Per chi ha avuto esperienza politica e amministrativa non è difficile comprendere lo sforzo dell’Autorità di Sistema Portuale di restituire un contenuto accettabile allo scellerato percorso amministrativo avviato dal comune di Rio per affidare la gestione del Porto.
Un empasse istituzionale di non poco conto affrontato responsabilmente e con encomiabile impiego di energie per recuperare una via d’uscita ad una strada che vie d’uscita peraltro non ne ha.
Ecco dunque che la bozza di protocollo approvata dal Comune di Rio ed avente ad oggetto la collaborazione tra comune e autorità di sistema portuale sulla base dell’art. 15 Legge 241/90 (della quale peraltro non si riescono a comprendere i presupposti applicativi trattandosi non di attività in comune ma di esercizio di competenze istituzionali attribuite da Leggi dello Stato) non sposta di un centimetro l’irregolarità degli atti assunti ed anzi conferma che un quadro di coordinamento delle rispettive funzioni amministrative non esisteva così come non esisteva un univoco impegno politico.

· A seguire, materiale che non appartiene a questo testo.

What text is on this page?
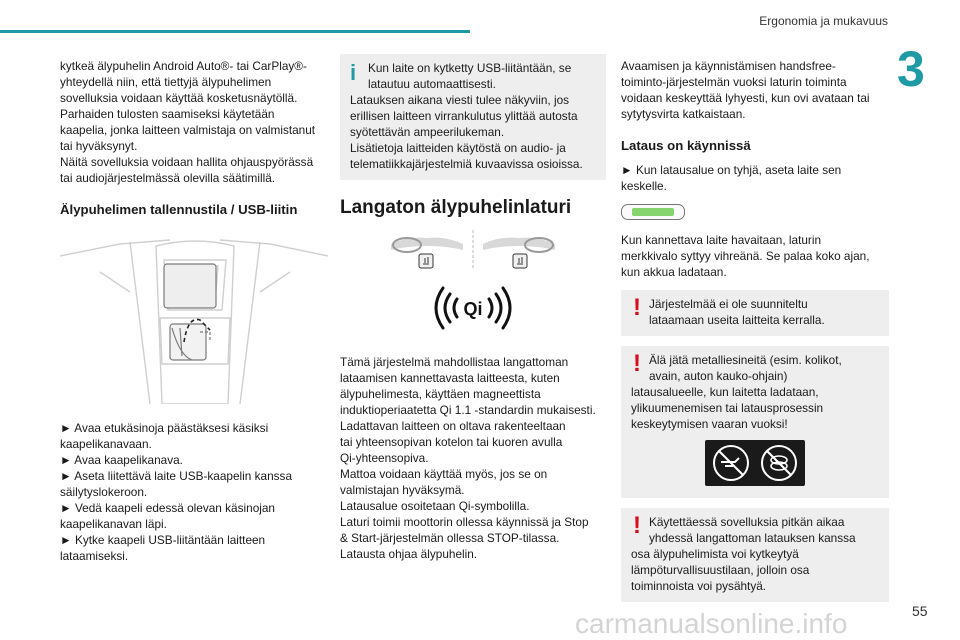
Ergonomia ja mukavuus
3

kytkeä älypuhelin Android Auto®- tai CarPlay®-

yhteydellä niin, että tiettyjä älypuhelimen

sovelluksia voidaan käyttää kosketusnäytöllä.

Parhaiden tulosten saamiseksi käytetään

kaapelia, jonka laitteen valmistaja on valmistanut

tai hyväksynyt.

Näitä sovelluksia voidaan hallita ohjauspyörässä

tai audiojärjestelmässä olevilla säätimillä.

Älypuhelimen tallennustila / USB-liitin

► Avaa etukäsinoja päästäksesi käsiksi

kaapelikanavaan.

► Avaa kaapelikanava.

► Aseta liitettävä laite USB-kaapelin kanssa

säilytyslokeroon.

► Vedä kaapeli edessä olevan käsinojan

kaapelikanavan läpi.

► Kytke kaapeli USB-liitäntään laitteen

lataamiseksi.

i	Kun laite on kytketty USB-liitäntään, se

latautuu automaattisesti.

Latauksen aikana viesti tulee näkyviin, jos

erillisen laitteen virrankulutus ylittää autosta

syötettävän ampeerilukeman.

Lisätietoja laitteiden käytöstä on audio- ja

telematiikkajärjestelmiä kuvaavissa osioissa.

Langaton älypuhelinlaturi
Qi

Tämä järjestelmä mahdollistaa langattoman

lataamisen kannettavasta laitteesta, kuten

älypuhelimesta, käyttäen magneettista

induktioperiaatetta Qi 1.1 -standardin mukaisesti.

Ladattavan laitteen on oltava rakenteeltaan

tai yhteensopivan kotelon tai kuoren avulla

Qi-yhteensopiva.

Mattoa voidaan käyttää myös, jos se on

valmistajan hyväksymä.

Latausalue osoitetaan Qi-symbolilla.

Laturi toimii moottorin ollessa käynnissä ja Stop

& Start-järjestelmän ollessa STOP-tilassa.

Latausta ohjaa älypuhelin.

Avaamisen ja käynnistämisen handsfree-

toiminto-järjestelmän vuoksi laturin toiminta

voidaan keskeyttää lyhyesti, kun ovi avataan tai

sytytysvirta katkaistaan.

Lataus on käynnissä

► Kun latausalue on tyhjä, aseta laite sen

keskelle.

Kun kannettava laite havaitaan, laturin

merkkivalo syttyy vihreänä. Se palaa koko ajan,

kun akkua ladataan.

! Järjestelmää ei ole suunniteltu

lataamaan useita laitteita kerralla.

! Älä jätä metalliesineitä (esim. kolikot,

avain, auton kauko-ohjain)

latausalueelle, kun laitetta ladataan,

ylikuumenemisen tai latausprosessin

keskeytymisen vaaran vuoksi!

! Käytettäessä sovelluksia pitkän aikaa

yhdessä langattoman latauksen kanssa

osa älypuhelimista voi kytkeytyä

lämpöturvallisuustilaan, jolloin osa

toiminnoista voi pysähtyä.

carmanualsonline.info	55
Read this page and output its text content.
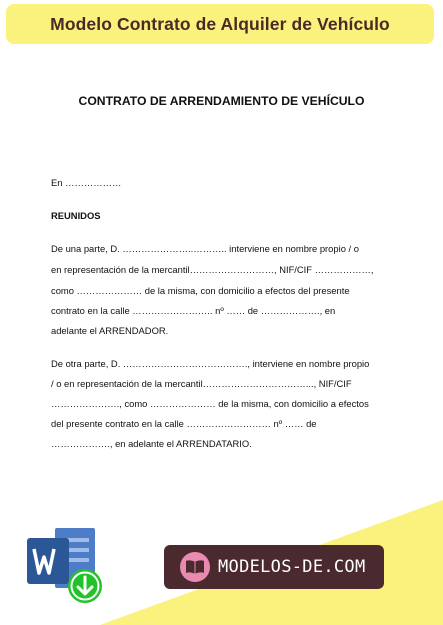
Modelo Contrato de Alquiler de Vehículo
CONTRATO DE ARRENDAMIENTO DE VEHÍCULO
En ………………
REUNIDOS
De una parte, D. …………………..……….. interviene en nombre propio / o
en representación de la mercantil………………………, NIF/CIF ………………,
como ………………… de la misma, con domicilio a efectos del presente
contrato en la calle …………………….. nº …… de ………………., en
adelante el ARRENDADOR.
De otra parte, D. …………………………………., interviene en nombre propio
/ o en representación de la mercantil……………………………..., NIF/CIF
…………………., como ………………… de la misma, con domicilio a efectos
del presente contrato en la calle ……………………… nº …… de
………………., en adelante el ARRENDATARIO.
MODELOS-DE.COM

Ma se da questo punto di vista il protocollo forse ristabilisce una civiltà dei rapporti istituzionali della quale si era ignorata l’importanza, non serve a cancellare l’assoluta impraticabilità del percorso avviato.
Come può un comune sostituirsi ad un altro ente pubblico nel determinare gli elementi della sua programmazione quando il coordinamento trova nell comitato di gestione la propria sede istituzionale?
Come si fa a dichiarare la compatibilità urbanistica rispetto ad atti urbanistici che non sono di propria competenza come il piano regolatore portuale o come si tenta di modificarla con un project financing quando la legge 84/94 disciplina specifiche procedue e competenze per la sua approvazione e le eventuali varianti,
Come si fa a condizionare lo sviluppo futuro del porto di Rio Marina, le sue eventuali fasi di attuazione ed i possibili reali investimenti a fronte della “sistemazione” dei Voltoni per lasciarli poi nella gestione del soggetto privato come se niente fosse?
Come si fa ad attribuire al comune il potere di assegnare concessioni delle quali non è il titolare ma a sua volta il concessionario?
L’individuazione della stazione appaltante non sposta le competenze istituzionali degli enti altrimenti sarebbe bastata una telefonata a Corsini per risolvere l’annoso problema della riforma dei porti.
Magari un parere preventivo dell’Autorità Nazionale Anti Corruzione toglierebbe ai cittadini ogni dubbio sulla correttezza dell’operato di chi li amministra.